Robert Morris

Drawing as thinking

Exhibition

Using drawings as studies for paintings and sculpture, diagrams, as well as documents of physical processes, Morris redefines their role by exploring new media and techniques. His monumental drawings which enlarge the image from the page to the mural are a distinctive innovation in contemporary art which refers back to antiquity and the Renaissance. The drawings are enriched by Morris’s references to archaeology and philosophy as well as to old masters like Dürer and Leonardo da Vinci and modern masters like Cézanne and Pollock. Among the works exhibited for the first time are the drawings based on Goya, the artist who is foremost in Morris’s mind as he examines the disasters and follies of the twentieth and twenty-first centuries. Drawing for Morris became the principle means to solve aesthetic problems that have preoccupied him since his decision to stop painting in 1958 – the year ARTnews named him the best young painter in the United States.
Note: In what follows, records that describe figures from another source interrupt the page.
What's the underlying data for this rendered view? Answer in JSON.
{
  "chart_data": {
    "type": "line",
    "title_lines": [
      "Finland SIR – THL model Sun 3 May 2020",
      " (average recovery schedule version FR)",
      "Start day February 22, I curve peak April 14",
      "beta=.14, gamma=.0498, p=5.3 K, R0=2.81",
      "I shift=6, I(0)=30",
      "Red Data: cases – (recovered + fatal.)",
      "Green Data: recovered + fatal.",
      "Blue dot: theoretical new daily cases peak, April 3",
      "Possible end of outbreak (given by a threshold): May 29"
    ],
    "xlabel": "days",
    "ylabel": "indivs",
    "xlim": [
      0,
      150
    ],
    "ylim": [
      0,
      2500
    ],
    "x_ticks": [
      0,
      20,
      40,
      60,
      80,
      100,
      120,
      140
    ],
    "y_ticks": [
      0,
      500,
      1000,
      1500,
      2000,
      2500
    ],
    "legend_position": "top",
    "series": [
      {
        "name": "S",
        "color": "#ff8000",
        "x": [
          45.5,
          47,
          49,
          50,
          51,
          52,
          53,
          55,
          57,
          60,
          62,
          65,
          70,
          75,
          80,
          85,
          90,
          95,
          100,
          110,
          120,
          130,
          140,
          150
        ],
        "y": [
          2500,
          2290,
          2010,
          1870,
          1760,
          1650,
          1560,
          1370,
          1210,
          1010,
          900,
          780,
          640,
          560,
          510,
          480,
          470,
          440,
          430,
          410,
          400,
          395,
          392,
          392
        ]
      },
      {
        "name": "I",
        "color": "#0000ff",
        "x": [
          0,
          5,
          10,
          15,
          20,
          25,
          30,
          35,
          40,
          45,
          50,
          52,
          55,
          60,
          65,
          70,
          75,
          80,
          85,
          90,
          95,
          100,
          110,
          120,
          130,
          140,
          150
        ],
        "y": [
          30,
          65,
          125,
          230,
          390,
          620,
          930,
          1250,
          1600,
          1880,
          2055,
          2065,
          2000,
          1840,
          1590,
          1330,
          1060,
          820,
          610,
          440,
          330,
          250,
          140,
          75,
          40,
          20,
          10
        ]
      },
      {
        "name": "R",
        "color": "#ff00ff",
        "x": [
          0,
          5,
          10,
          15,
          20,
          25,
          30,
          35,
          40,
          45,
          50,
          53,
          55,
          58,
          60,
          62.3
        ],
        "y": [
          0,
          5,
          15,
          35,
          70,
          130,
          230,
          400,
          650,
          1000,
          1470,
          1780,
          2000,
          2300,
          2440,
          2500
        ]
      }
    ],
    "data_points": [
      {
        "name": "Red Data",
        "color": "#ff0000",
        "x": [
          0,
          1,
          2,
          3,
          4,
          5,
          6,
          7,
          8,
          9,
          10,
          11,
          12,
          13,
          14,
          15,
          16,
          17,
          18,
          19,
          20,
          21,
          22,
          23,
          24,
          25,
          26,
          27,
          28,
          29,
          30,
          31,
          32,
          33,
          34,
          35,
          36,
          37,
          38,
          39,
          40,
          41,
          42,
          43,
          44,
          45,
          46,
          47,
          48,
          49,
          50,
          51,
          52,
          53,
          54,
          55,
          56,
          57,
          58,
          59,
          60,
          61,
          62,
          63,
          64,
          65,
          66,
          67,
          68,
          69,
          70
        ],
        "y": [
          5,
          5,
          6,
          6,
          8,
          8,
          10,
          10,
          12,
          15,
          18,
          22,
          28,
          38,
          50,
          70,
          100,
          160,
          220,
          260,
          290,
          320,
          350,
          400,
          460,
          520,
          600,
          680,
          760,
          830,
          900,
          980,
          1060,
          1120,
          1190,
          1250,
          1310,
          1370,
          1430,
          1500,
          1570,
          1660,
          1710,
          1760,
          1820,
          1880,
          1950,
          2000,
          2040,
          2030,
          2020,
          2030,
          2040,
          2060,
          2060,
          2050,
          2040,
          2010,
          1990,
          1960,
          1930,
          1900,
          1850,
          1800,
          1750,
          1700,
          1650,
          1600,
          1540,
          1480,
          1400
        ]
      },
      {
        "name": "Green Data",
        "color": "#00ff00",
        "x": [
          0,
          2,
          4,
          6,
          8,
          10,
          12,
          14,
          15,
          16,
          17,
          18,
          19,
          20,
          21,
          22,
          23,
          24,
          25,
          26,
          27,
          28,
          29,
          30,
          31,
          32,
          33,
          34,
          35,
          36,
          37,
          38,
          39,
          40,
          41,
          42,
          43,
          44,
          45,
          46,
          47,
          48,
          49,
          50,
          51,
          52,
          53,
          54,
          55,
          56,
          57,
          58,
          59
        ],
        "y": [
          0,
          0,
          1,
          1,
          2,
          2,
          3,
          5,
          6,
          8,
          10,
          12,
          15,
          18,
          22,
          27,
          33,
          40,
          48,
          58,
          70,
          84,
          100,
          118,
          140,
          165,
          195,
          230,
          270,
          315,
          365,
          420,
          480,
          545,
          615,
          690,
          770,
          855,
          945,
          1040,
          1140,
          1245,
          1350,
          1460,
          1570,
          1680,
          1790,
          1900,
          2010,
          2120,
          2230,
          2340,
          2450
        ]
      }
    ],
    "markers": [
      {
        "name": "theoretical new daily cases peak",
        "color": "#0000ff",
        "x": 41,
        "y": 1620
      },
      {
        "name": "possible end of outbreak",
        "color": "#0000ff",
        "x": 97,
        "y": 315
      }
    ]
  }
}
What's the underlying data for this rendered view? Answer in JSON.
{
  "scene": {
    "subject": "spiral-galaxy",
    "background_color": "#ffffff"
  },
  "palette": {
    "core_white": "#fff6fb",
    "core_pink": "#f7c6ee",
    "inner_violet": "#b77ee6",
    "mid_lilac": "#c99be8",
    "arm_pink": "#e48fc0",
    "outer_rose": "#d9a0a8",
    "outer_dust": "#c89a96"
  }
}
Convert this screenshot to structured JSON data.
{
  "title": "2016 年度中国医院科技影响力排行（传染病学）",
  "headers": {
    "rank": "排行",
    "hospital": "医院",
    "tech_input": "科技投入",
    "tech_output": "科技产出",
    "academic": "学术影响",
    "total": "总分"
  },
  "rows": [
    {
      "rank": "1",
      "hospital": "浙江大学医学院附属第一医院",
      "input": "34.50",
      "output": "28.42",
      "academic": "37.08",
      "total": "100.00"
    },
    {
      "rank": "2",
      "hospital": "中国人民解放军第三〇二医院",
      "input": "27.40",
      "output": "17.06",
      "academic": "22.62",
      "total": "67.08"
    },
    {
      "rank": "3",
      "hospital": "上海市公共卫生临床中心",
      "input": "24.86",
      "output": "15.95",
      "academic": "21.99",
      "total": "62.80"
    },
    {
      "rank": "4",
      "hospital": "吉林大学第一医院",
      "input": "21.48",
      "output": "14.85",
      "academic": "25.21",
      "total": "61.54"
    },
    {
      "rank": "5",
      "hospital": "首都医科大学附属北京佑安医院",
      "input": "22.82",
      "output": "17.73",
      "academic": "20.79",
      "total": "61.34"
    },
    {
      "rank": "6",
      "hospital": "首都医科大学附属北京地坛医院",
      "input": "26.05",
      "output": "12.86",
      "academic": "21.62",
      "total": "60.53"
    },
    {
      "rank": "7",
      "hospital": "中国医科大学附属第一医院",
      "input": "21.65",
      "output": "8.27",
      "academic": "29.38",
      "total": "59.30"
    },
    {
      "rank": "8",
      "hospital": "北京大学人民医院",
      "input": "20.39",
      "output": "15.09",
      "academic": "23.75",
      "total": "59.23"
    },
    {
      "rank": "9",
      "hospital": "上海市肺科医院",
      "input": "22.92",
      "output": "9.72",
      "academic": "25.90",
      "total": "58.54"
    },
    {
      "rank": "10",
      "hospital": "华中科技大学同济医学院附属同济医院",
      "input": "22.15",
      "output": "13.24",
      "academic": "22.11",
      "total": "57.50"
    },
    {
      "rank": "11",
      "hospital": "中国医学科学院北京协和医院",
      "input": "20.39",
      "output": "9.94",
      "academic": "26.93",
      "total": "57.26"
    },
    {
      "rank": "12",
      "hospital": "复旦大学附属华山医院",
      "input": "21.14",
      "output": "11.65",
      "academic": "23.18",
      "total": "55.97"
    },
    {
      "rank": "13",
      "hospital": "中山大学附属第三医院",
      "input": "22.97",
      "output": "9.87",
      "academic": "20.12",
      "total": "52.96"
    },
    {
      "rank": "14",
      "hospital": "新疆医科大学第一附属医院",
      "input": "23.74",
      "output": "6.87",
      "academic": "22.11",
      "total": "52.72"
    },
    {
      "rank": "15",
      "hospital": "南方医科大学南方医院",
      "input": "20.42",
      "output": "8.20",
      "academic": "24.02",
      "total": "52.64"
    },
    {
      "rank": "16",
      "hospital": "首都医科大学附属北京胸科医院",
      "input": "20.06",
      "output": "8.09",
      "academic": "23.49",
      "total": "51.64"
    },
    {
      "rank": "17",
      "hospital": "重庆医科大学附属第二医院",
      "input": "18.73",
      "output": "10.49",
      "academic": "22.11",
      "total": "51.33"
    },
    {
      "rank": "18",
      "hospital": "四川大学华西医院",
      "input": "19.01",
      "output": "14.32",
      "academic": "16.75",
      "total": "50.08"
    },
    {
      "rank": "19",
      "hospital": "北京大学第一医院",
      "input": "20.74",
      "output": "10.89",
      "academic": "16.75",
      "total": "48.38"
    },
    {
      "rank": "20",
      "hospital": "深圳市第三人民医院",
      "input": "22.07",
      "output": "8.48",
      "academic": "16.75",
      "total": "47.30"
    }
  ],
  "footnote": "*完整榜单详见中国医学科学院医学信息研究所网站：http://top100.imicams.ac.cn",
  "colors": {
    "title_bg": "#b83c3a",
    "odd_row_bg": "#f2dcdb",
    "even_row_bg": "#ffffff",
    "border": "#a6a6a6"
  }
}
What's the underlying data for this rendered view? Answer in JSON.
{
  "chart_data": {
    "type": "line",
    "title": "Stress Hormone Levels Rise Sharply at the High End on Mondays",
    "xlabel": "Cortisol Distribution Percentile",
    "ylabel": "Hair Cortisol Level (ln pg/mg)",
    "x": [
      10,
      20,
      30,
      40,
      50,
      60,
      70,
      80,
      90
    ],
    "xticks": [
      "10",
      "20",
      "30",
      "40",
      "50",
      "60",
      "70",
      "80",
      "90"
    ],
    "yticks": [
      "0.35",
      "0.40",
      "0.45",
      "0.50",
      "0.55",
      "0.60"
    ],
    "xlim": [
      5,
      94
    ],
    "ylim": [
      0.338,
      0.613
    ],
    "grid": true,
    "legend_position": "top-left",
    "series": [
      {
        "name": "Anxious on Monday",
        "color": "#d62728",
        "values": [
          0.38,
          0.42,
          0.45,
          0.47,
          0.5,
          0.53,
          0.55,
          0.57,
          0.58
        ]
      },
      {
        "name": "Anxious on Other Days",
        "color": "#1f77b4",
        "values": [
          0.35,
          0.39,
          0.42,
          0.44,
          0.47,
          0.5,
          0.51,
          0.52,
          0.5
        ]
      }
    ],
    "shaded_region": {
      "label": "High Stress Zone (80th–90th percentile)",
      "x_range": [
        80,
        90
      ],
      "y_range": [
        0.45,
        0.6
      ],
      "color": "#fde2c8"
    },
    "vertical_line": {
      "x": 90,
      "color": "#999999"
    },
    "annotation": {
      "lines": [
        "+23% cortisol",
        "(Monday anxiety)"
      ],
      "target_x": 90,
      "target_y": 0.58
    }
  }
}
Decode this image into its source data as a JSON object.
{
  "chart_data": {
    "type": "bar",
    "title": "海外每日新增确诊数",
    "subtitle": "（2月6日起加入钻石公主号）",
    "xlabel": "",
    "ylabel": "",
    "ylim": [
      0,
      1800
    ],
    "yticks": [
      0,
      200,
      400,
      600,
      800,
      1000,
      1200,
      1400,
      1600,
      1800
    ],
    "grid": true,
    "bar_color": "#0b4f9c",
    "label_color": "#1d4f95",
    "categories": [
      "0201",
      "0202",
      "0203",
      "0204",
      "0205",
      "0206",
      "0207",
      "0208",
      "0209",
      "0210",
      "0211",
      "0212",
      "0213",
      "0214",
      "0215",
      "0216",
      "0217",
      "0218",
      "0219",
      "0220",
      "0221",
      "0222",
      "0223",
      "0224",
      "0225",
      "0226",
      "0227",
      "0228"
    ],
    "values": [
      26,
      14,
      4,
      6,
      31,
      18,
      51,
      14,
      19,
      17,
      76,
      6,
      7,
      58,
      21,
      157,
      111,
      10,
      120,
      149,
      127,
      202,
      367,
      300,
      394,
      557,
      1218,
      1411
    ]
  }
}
Morris began drawing as a child and has continued without interruption throughout his life. In drawing, he found the way finally to express his painterly gifts without compromising with either academicism or facile illustration of his continuing political engagement, as exemplified in the final series of Blind Time drawings inspired by Guantanamo Bay torture scenes. In drawing, Morris explores new ground, especially with regard to representational imagery – barred from painting as academic – and an architectural scale heretofore unknown in drawing. The intimate and private nature of drawing also permits him a degree of personal expression absent from his three-dimensional work.